DC are aged 7, 3, 2 and just turned 1. DH works shifts and sees them a lot - at very least 3 hours per day and often three or four whole days per week - a lot more than most dads I know get to see their children. Even still, the children seem to just not like him. The eldest rarely talks or listens to him, he won't let him take him to school or activities, he'd rather miss a party than DH take him etc. The 3 (almost 4) year old also does not want him taking her anywhere, rarely listens to him and doesn't like playing with him or being left with him. The 2 (almost 3) year old will have nothing to do with him and even the youngest has started to fuss to get away from him.

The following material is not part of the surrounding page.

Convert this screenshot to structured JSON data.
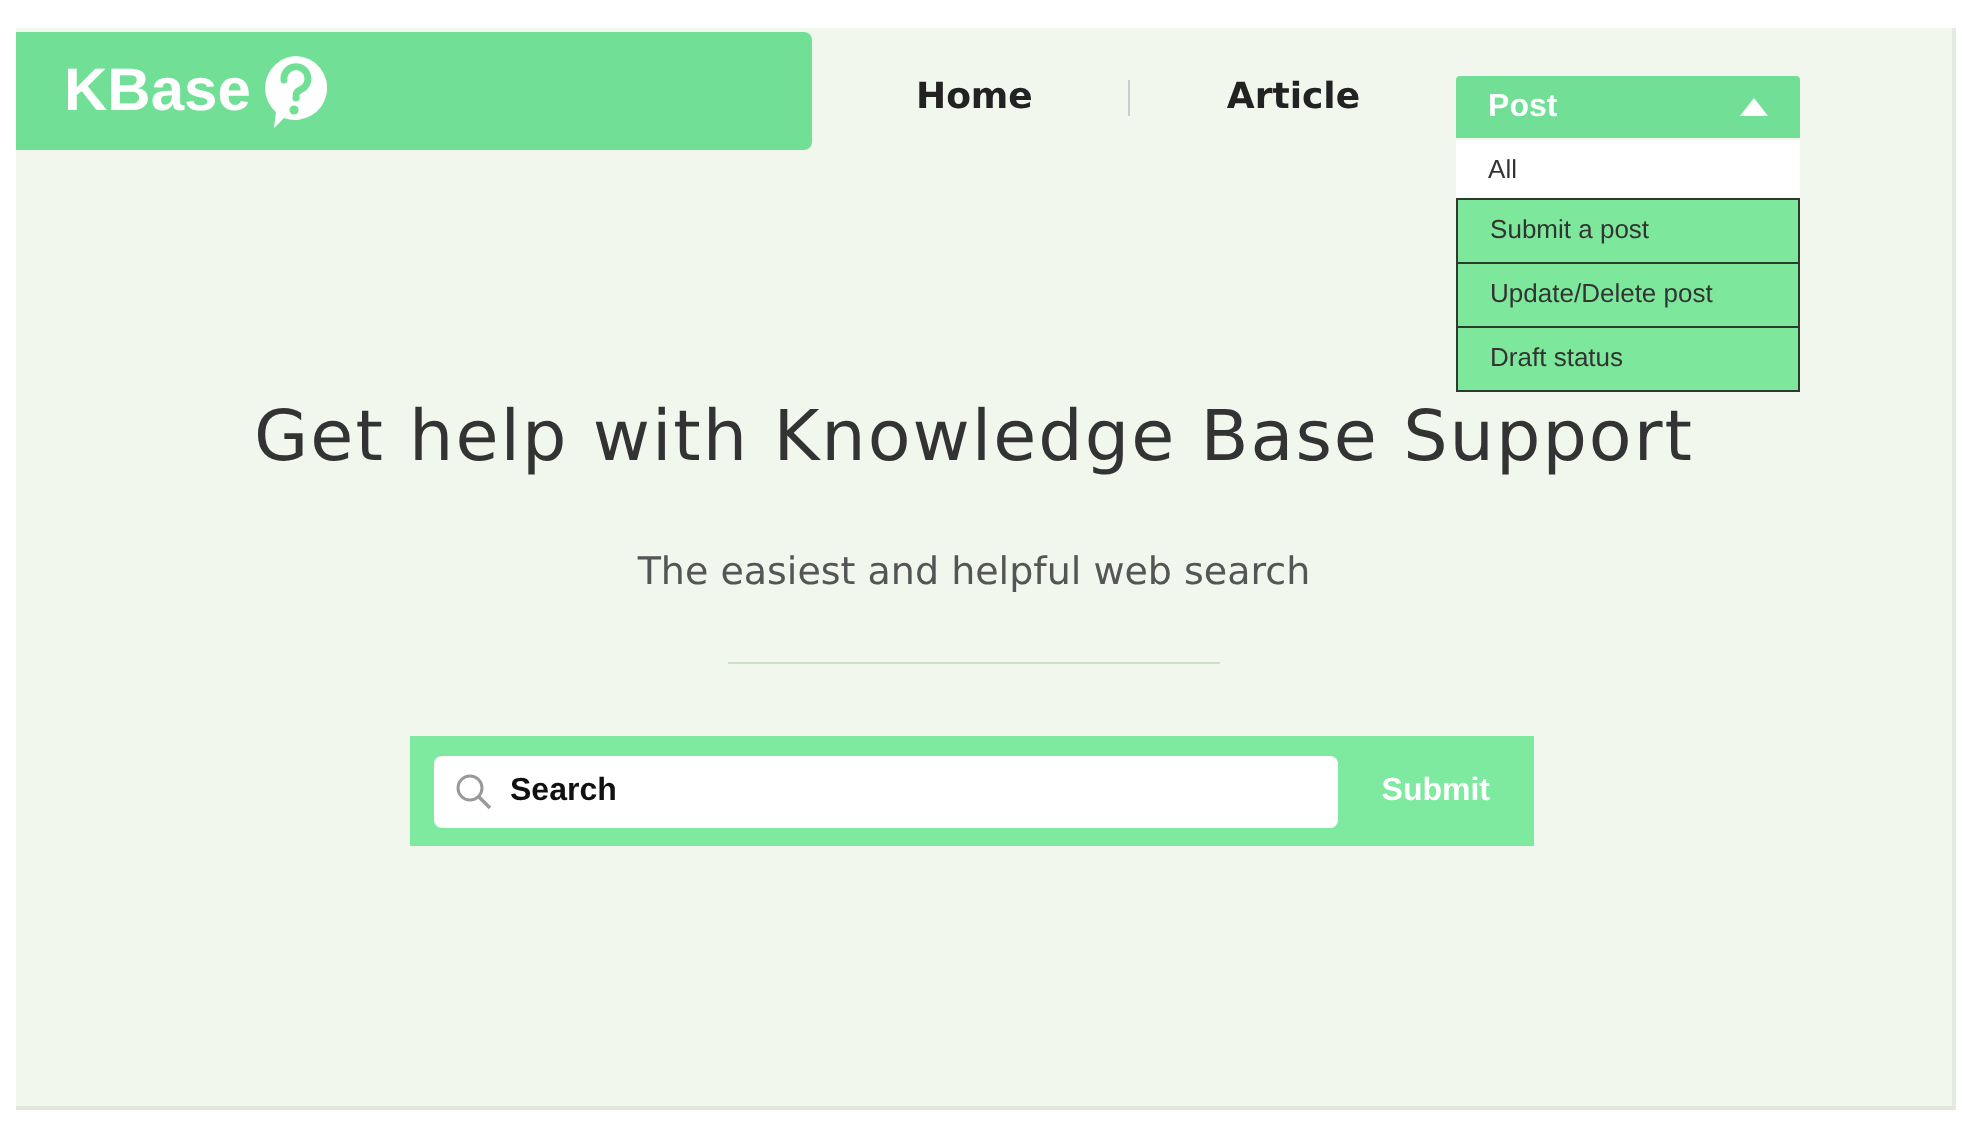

He says it's natural they prefer me because I'm with them 24/7. I think it'd make more sense that they were therefore pleased to see DH as a break from me! I feel like he needs to do more to get involved rather than continue to step down. He can't take the baby to bed because he's breastfed and Co sleeps so every night he watches him while I take the older three to bed, then I have to sort the baby then and throughout the night, too.
Tonight I was brushing my teeth and 3 year old was asking me something from the other room (couldn't see I was brushing my teeth) to which the answer was very clearly no. DH just stood there listening to her repeat herself rather than answer her so he wasn't responsible for her being upset over the answer. Yesterday in town the 2 year old was whining to be carried, I said no and she accepted that but then DH picked her up five minutes later. He carried her for a few minutes then decided she was too heavy so put her down. She started crying and the whining multipled tenfold and he looked bewildered and kept looking at me to tell her off.
I just feel like he has so little input into their lives and leaves everything to me but he thinks that most children gravitate towards their mum. Aibu to think this isn't the case?